Cloud storage and file management system developer Dropbox showed off its newest application, photo-sharing app Carousel, in a presentation and blog post Wednesday. The company says Carousel is part of a broad strategy to turn its utilitarian folders into a series of more specialized experiences -- a “home for life,” in company parlance. As Dropbox unveils more products in the coming months, is a music app in the offing?
The Carousel announcement comes sixteen months after Dropbox acquired Audiogalaxy, a company which most recently offered a personalized cloud-based music player. Audiogalaxy’s team had previously built a turn-of-the-millennium peer-to-peer service of the same name, as well as file-sharing app FolderShare, acquired by Microsoft in 2005. Dropbox hasn’t described its plans for Audiogalaxy’s team or technology yet.
Dropbox acquired both Audiogalaxy and photo-sharing app Snapjoy within a few days of each other in December 2012, and eventually shut down both services. The launch of Carousel, effectively from Snapjoy’s remains, suggests Dropbox may be planning a similar music product.
Carousel is designed to house all of a user’s photos in cloud-hosted folders, with access permitted on any connected device, including iOS and Android phones and tablets. A similar system for music would resemble Audiogalaxy’s past offerings, as well as Google’s music locker product, which allows users to upload their MP3s or other file types to the cloud, then stream them to other devices. Alternatively, Dropbox could develop a “scan-and-match” system similar to Apple’s iCloud, which streams an Apple-hosted file instead of the user’s own, provided the user can demonstrate ownership.

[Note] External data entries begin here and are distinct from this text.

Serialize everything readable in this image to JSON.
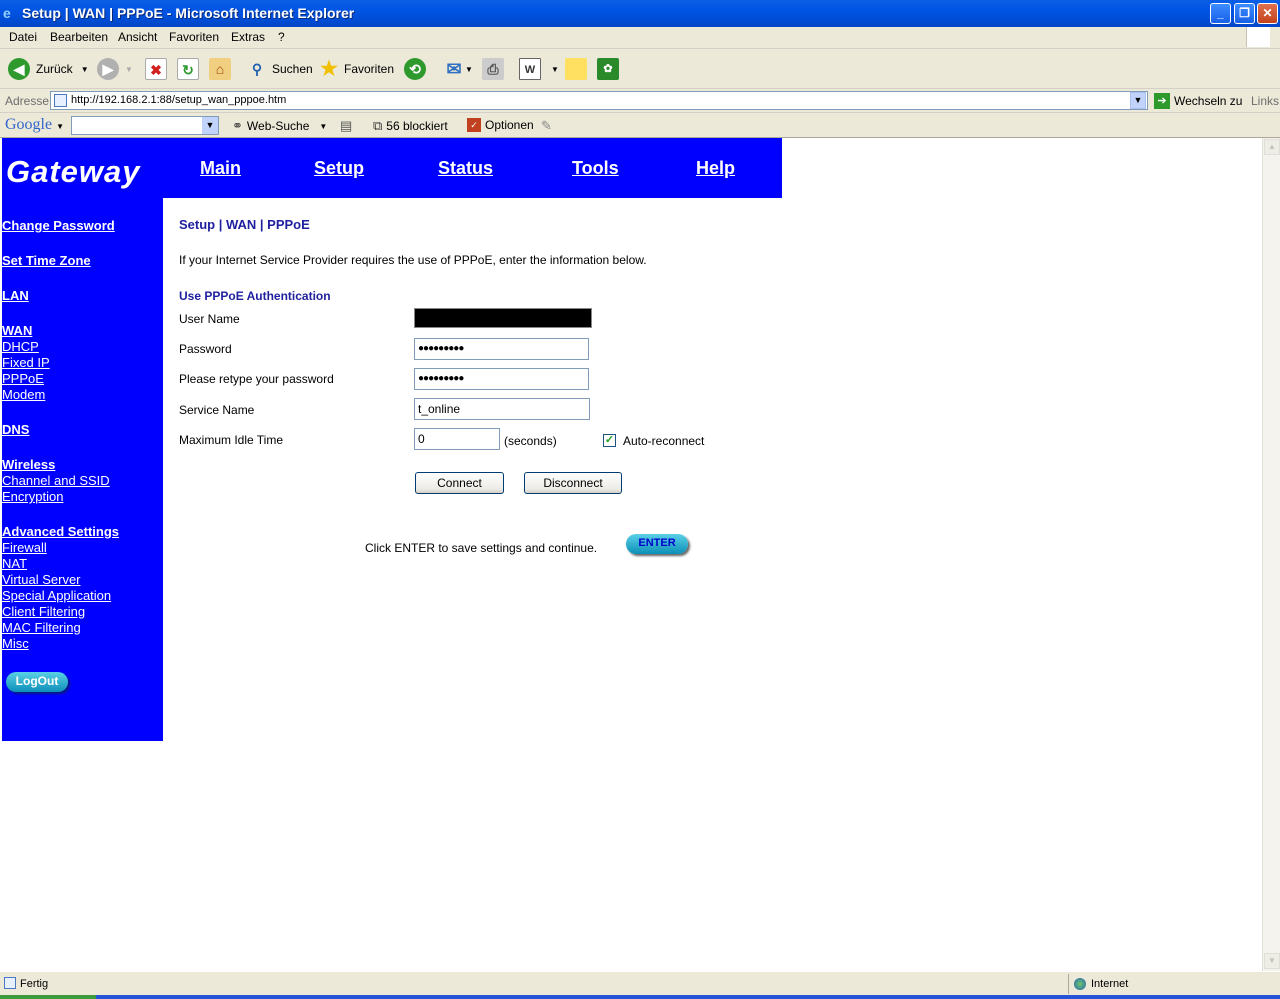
{
  "window": {
    "title": "Setup | WAN | PPPoE - Microsoft Internet Explorer"
  },
  "menu": {
    "items": [
      "Datei",
      "Bearbeiten",
      "Ansicht",
      "Favoriten",
      "Extras",
      "?"
    ]
  },
  "toolbar": {
    "back_label": "Zurück",
    "search_label": "Suchen",
    "favorites_label": "Favoriten"
  },
  "address": {
    "label": "Adresse",
    "url": "http://192.168.2.1:88/setup_wan_pppoe.htm",
    "go_label": "Wechseln zu",
    "links_label": "Links"
  },
  "google": {
    "logo": "Google",
    "websearch_label": "Web-Suche",
    "blocked_label": "56 blockiert",
    "options_label": "Optionen"
  },
  "header": {
    "logo": "Gateway",
    "nav": [
      "Main",
      "Setup",
      "Status",
      "Tools",
      "Help"
    ]
  },
  "sidebar": {
    "change_password": "Change  Password",
    "set_time_zone": "Set Time Zone",
    "lan": "LAN",
    "wan": "WAN",
    "wan_items": [
      "DHCP",
      "Fixed IP",
      "PPPoE",
      "Modem"
    ],
    "dns": "DNS",
    "wireless": "Wireless",
    "wireless_items": [
      "Channel and SSID",
      "Encryption"
    ],
    "advanced": "Advanced Settings",
    "advanced_items": [
      "Firewall",
      "NAT",
      "Virtual Server",
      "Special Application",
      "Client Filtering",
      "MAC Filtering",
      "Misc"
    ],
    "logout_label": "LogOut"
  },
  "main": {
    "breadcrumb": "Setup | WAN | PPPoE",
    "intro": "If your Internet Service Provider requires the use of PPPoE, enter the information below.",
    "section_title": "Use PPPoE Authentication",
    "username_label": "User Name",
    "password_label": "Password",
    "password_value": "●●●●●●●●●",
    "retype_label": "Please retype your password",
    "retype_value": "●●●●●●●●●",
    "service_label": "Service Name",
    "service_value": "t_online",
    "idle_label": "Maximum Idle Time",
    "idle_value": "0",
    "idle_unit": "(seconds)",
    "auto_reconnect_label": "Auto-reconnect",
    "auto_reconnect_checked": true,
    "connect_label": "Connect",
    "disconnect_label": "Disconnect",
    "save_text": "Click ENTER to save settings and continue.",
    "enter_label": "ENTER"
  },
  "status": {
    "text": "Fertig",
    "zone": "Internet"
  }
}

Founded in 2007, San Francisco-based Dropbox now counts 275 million users. The company offers basic free plans beginning at 2 gigabytes of storage per user. Those free users can add up to 16 gigabytes of storage space by referring others to the service, and can upgrade to more expensive plans, beginning at 100 gigabytes for $10 monthly. It also offers enterprise plans, beginning at $15 monthly per user.
Dropbox raised $350 million in early 2014, at a reported valuation of $10 billion. The company is rumored to be in the planning stages for an initial public offering, though it hasn’t revealed its ambitions for one yet. Another cloud storage company geared more toward enterprise customers, Box, filed for a $250 million IPO in March.